L’ave accueilli par Marie a redressé le tort d’Ève (Hymne, Ave, Maris stella). Son nom, senteur délicate que l’enfer abhorre, porte la suavité de la grâce et la garantie de la gloire. L’Église l’a honoré surtout depuis la délivrance de Vienne : lors du second siège tendu par les ottomans, l’invocation à Notre Dame ouvrit le sentier de la victoire ; à travers les escarpements du Kahlenberg, les troupes polonaises réussirent une offensive surprise, qui mit le grand vizir en fuite, le 12 septembre 1683 ; le pape, reconnaissant, instaura la fête du Saint Nom. Même la France chanta le Te Deum.
Six ans plus tard, une fresque, sur la voûte de l’église de saint Pantaléon, martyr, œuvre de Filippo Gherardi (Rome, 1689), montre Dieu le Père, entouré d’anges, qui bénit Marie et l’anagramme de son nom ; dans les quatre angles, l’humanité entière, représentée par les continents connus à l’époque, se joint à la vénération du Saint Nom de la Mère du Rédempteur.

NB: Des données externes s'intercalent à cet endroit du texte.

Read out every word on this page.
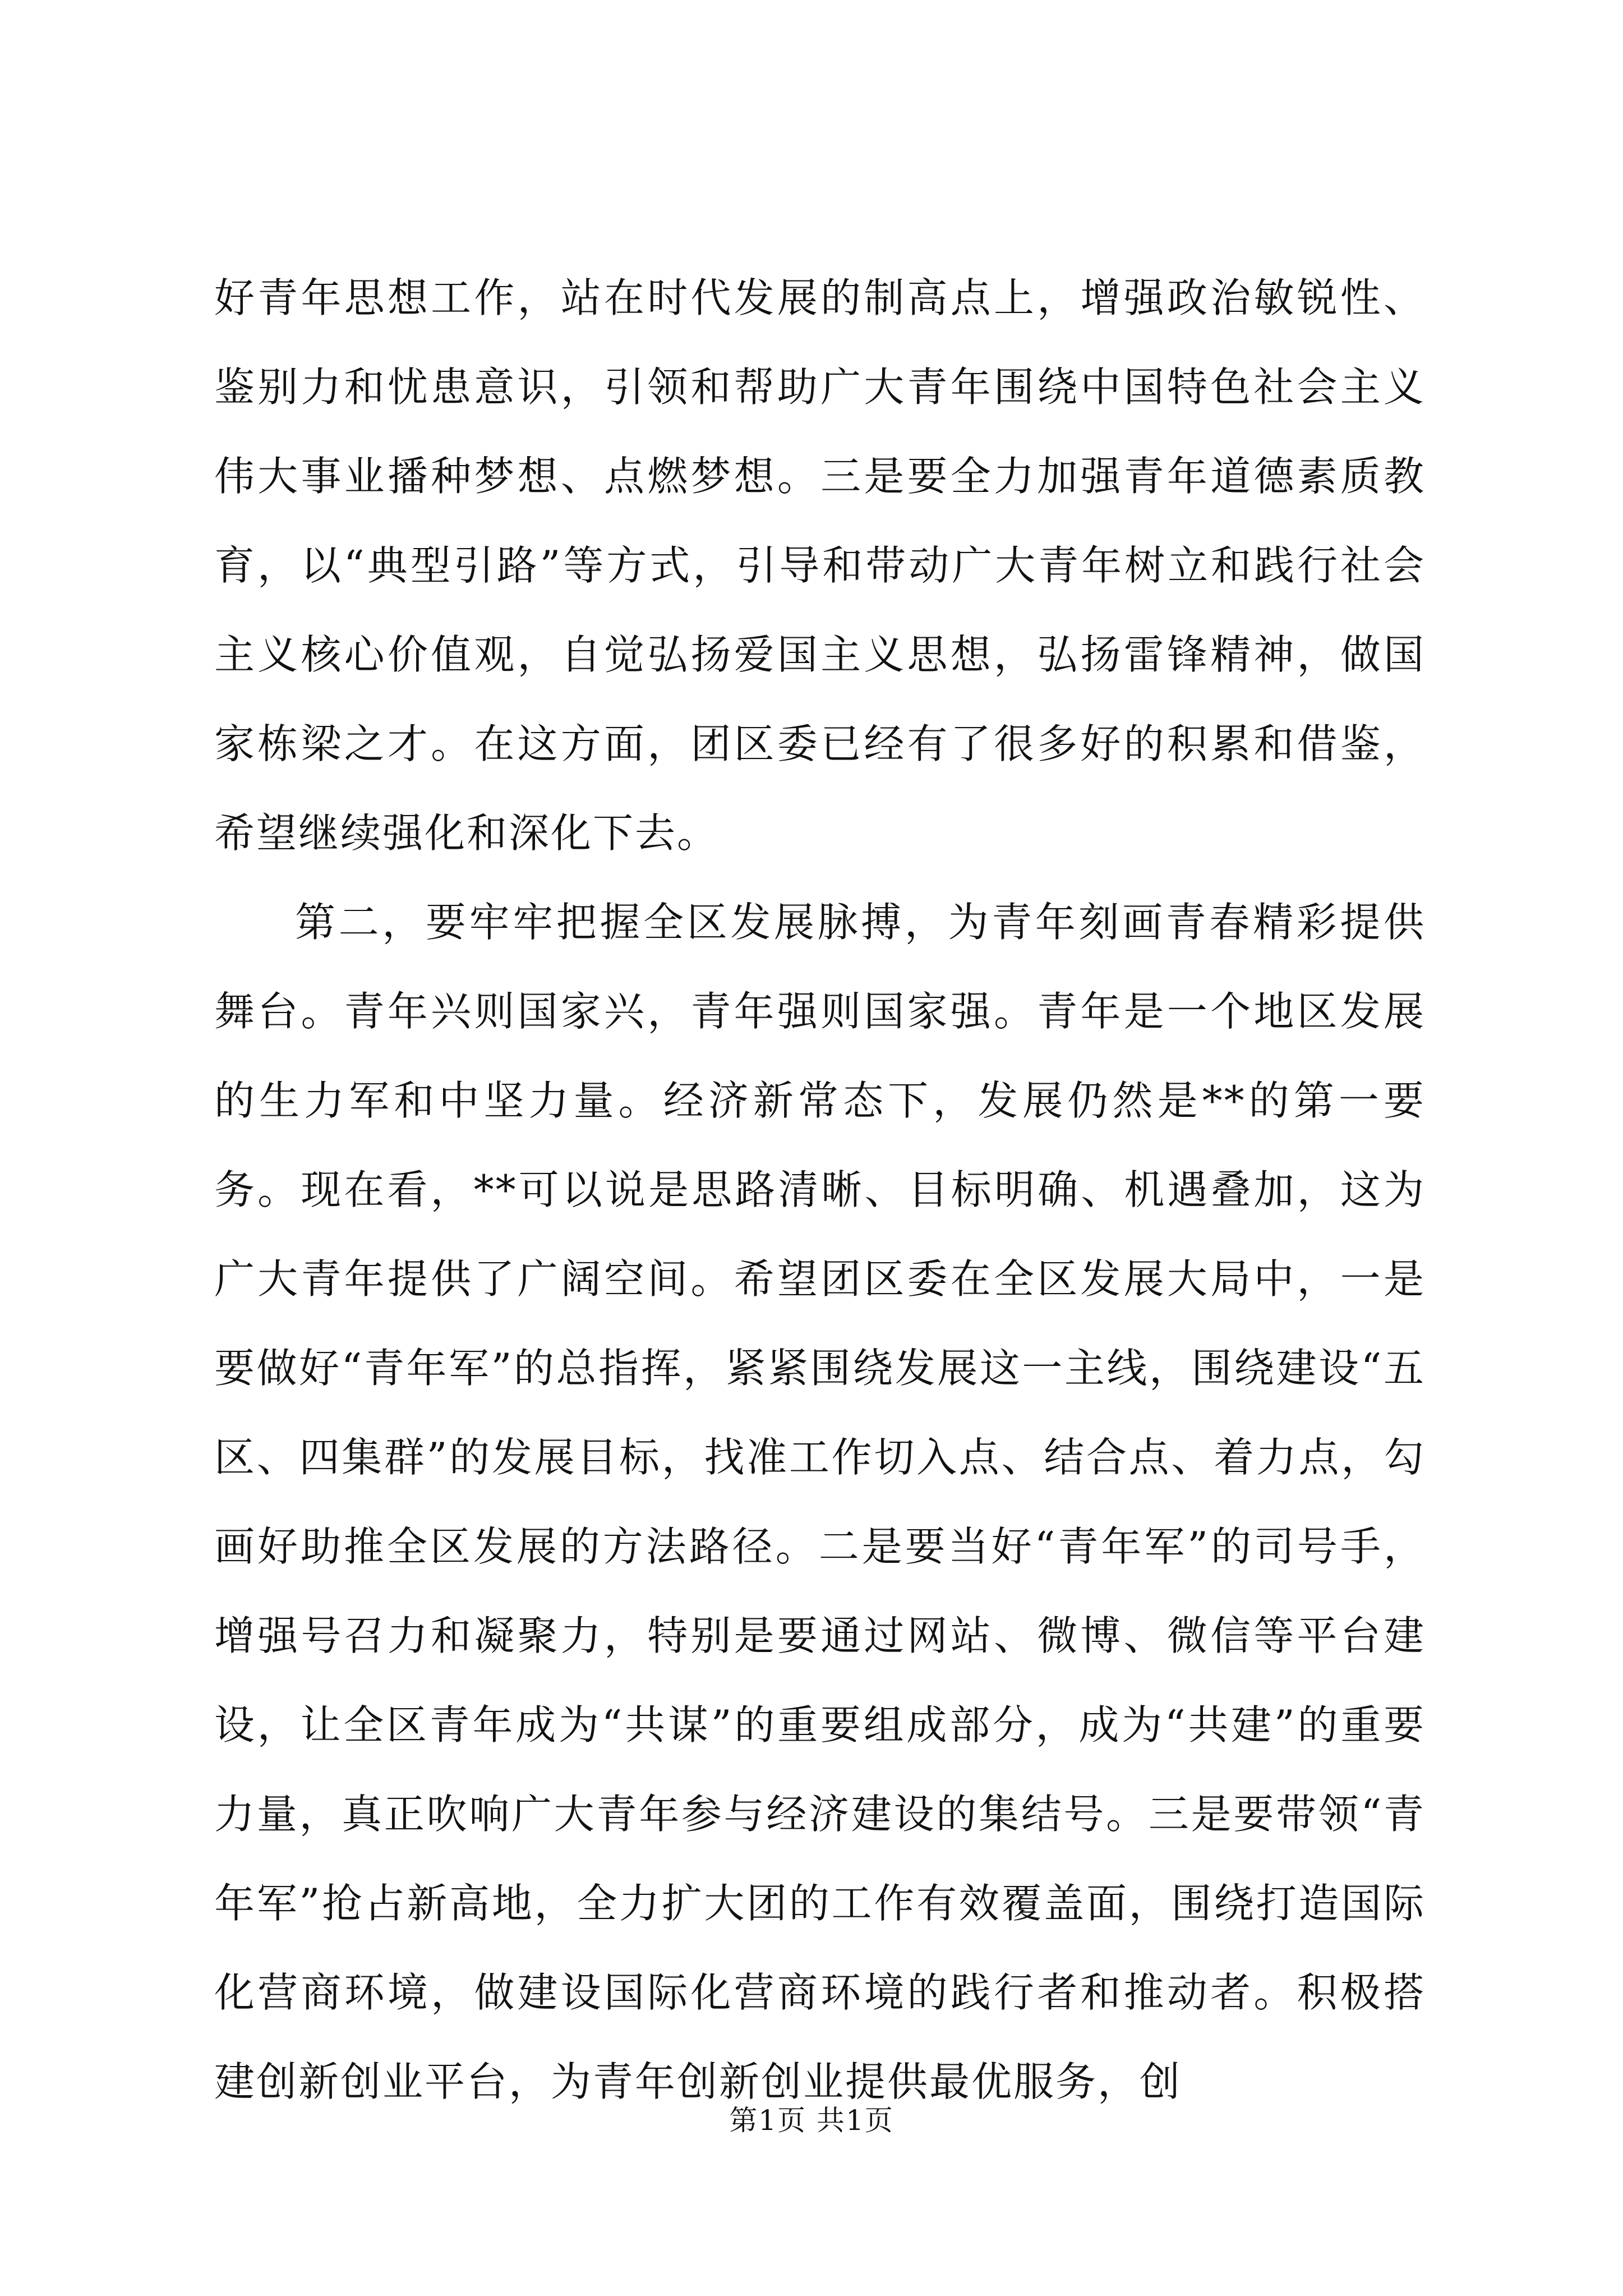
好青年思想工作，站在时代发展的制高点上，增强政治敏锐性、鉴别力和忧患意识，引领和帮助广大青年围绕中国特色社会主义伟大事业播种梦想、点燃梦想。三是要全力加强青年道德素质教育，以“典型引路”等方式，引导和带动广大青年树立和践行社会主义核心价值观，自觉弘扬爱国主义思想，弘扬雷锋精神，做国家栋梁之才。在这方面，团区委已经有了很多好的积累和借鉴，希望继续强化和深化下去。

第二，要牢牢把握全区发展脉搏，为青年刻画青春精彩提供舞台。青年兴则国家兴，青年强则国家强。青年是一个地区发展的生力军和中坚力量。经济新常态下，发展仍然是**的第一要务。现在看，**可以说是思路清晰、目标明确、机遇叠加，这为广大青年提供了广阔空间。希望团区委在全区发展大局中，一是要做好“青年军”的总指挥，紧紧围绕发展这一主线，围绕建设“五区、四集群”的发展目标，找准工作切入点、结合点、着力点，勾画好助推全区发展的方法路径。二是要当好“青年军”的司号手，增强号召力和凝聚力，特别是要通过网站、微博、微信等平台建设，让全区青年成为“共谋”的重要组成部分，成为“共建”的重要力量，真正吹响广大青年参与经济建设的集结号。三是要带领“青年军”抢占新高地，全力扩大团的工作有效覆盖面，围绕打造国际化营商环境，做建设国际化营商环境的践行者和推动者。积极搭建创新创业平台，为青年创新创业提供最优服务，创

第1页 共1页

En s’adressant aux élus, les traditions juives affirmaient : « Dans le ciel vos noms sont écrits devant la gloire du Très-Haut » (1er livre d’Hénoch §104.1). Le Christ le confirme : « Réjouissez-vous de ce que vos noms sont inscrits dans les cieux » (Luc 10, 20). À la Cité de Mexico, la toile baroque de Cristobal de Villalpando montre le Doux Nom rutilant dans la gloire, sur l’effigie de Marie en prière, entourée d’anges.
Toute Sainte et toute proche, son intercession est dite toute puissante. Saint Bernard le savourait : « Si elle te conduit, tu ne connaîtras point la fatigue ; si elle t’est favorable, tu es sûr d'arriver » (Saint Bernard, Homélies sur l’Annonciation 2, 17). Féconde en sainteté, Marie fait des saints.